Chanel’in Métiers d’Art 2026 Defilesi: Matthieu Blazy’den New York’a Şehir Yaşamına Övgü
Chanel’in bu yıl New York’ta düzenleyeceğini açıkladığı Métiers d’Art 2026 defilesi, markanın yeni kreatif direktörü Matthieu Blazy’nin imzasını taşıyan ilk büyük özel sunum oldu. Paris Moda Haftası’nda büyük ses getiren ilk koleksiyonunun ardından Blazy, Chanel’in zanaatkârlığa adanmış bu özel serisini Amerika’nın kalbine taşıyarak markanın yeni dönemini güçlü bir şekilde işaretledi. Chanel’in Lesage, Maison Michel ve Massaro gibi efsanevi atölyelerinin ustalığını öne çıkaran Métiers d’Art, bu yıl ilk kez Blazy’nin New York yorumuyla sahneye çıktı.
Chanel, bugüne kadar koleksiyonlarını Miami, Dallas ve Los Angeles gibi ABD şehirlerinde tanıtmış olsa da Blazy, New York için alışılmışın dışında bir mekân tercih etti. Tasarımcı, evi olarak gördüğü Paris ile güçlü bağları olan Manhattan atmosferini birleştirerek misafirleri yeraltına, Lower East Side’daki eski bir metro istasyonuna indirdi. Burası yıllar önce terk edilmiş bir alan olmasına rağmen, bugün New York’un en dinamik ve genç ruhlu bölgelerinden biri olarak biliniyor.

Defile öncesi hazırlanan kampanya da en az mekân seçimi kadar dikkat çekiciydi. Blazy, Fransız yönetmen Michel Gondry ile iş birliği yaparak Chanel elçileri Margaret Qualley ve A$AP Rocky’nin rol aldığı surrealist bir kısa film hazırladı. East Village ve SoHo sokaklarında çekilen video, şehrin bitmeyen enerjisini, karmaşasını ve çeşitliliğini modern bir Chanel estetiğiyle birleştirdi. Defilenin bütün ruhu da bu özgür, yaratıcı ve kentsel dinamizmi yansıttı.

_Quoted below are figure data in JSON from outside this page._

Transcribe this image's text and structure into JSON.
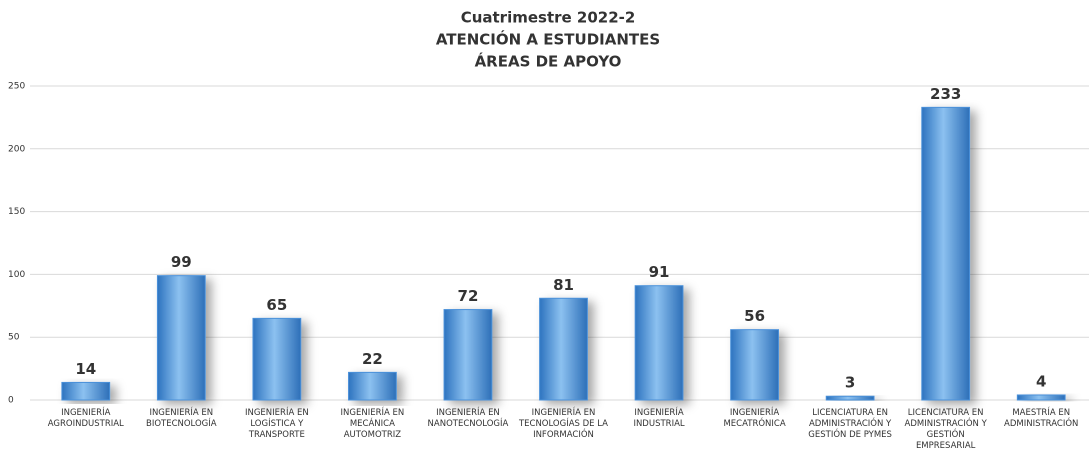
{
  "chart_data": {
    "type": "bar",
    "title": [
      "Cuatrimestre 2022-2",
      "ATENCIÓN A ESTUDIANTES",
      "ÁREAS DE APOYO"
    ],
    "categories": [
      "INGENIERÍA AGROINDUSTRIAL",
      "INGENIERÍA EN BIOTECNOLOGÍA",
      "INGENIERÍA EN LOGÍSTICA Y TRANSPORTE",
      "INGENIERÍA EN MECÁNICA AUTOMOTRIZ",
      "INGENIERÍA EN NANOTECNOLOGÍA",
      "INGENIERÍA EN TECNOLOGÍAS DE LA INFORMACIÓN",
      "INGENIERÍA INDUSTRIAL",
      "INGENIERÍA MECATRÓNICA",
      "LICENCIATURA EN ADMINISTRACIÓN Y GESTIÓN DE PYMES",
      "LICENCIATURA EN ADMINISTRACIÓN Y GESTIÓN EMPRESARIAL",
      "MAESTRÍA EN ADMINISTRACIÓN"
    ],
    "values": [
      14,
      99,
      65,
      22,
      72,
      81,
      91,
      56,
      3,
      233,
      4
    ],
    "color": "#4a90d9",
    "ylim": [
      0,
      250
    ],
    "yticks": [
      0,
      50,
      100,
      150,
      200,
      250
    ],
    "grid": true
  }
}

Blazy’nin koleksiyonu, New York’un günlük yaşamını modaya taşıyarak klasik Chanel çizgisine yeni bir gerçeklik boyutu kattı. Modellerin metro vagonlarına girip çıktığı, peronlarda gazete okuduğu ve büyük şehirlerin rutin karmaşasını birebir yansıtan akış, “herkese ait bir alan” olarak tarif edilen metro kültürüne bir saygı duruşuydu. Tasarımcı, metronun toplumsal sınıf farklarını silen demokratik yapısının koleksiyonu şekillendirdiğini vurguladı.
Her ne kadar atmosfer gündelik hayatı temsil etse de, sunulan kıyafetler olağanüstü işçiliğin izlerini taşıyordu. Kot görünümlü bir gömlekten leopar desenli Chanel tweedine kadar pek çok parça, aslında tamamen el işçiliğiyle hazırlanmış lüks dokular barındırıyordu. “I Love NY” baskılı payetli bir tişörtün tweed etek takımıyla birleştiği anlar ya da modern kırmızı halı için tasarlanmış siyah kadife elbise, Blazy’nin yüksek modayı yaşamsal gerçeklikle harmanlama iddiasını güçlü şekilde ortaya koydu. Chanel’in yeni dönemine dair heyecan uyandıran bu defile, New York’un kaosunu, çeşitliliğini ve benzersiz enerjisini haute couture ile buluşturdu.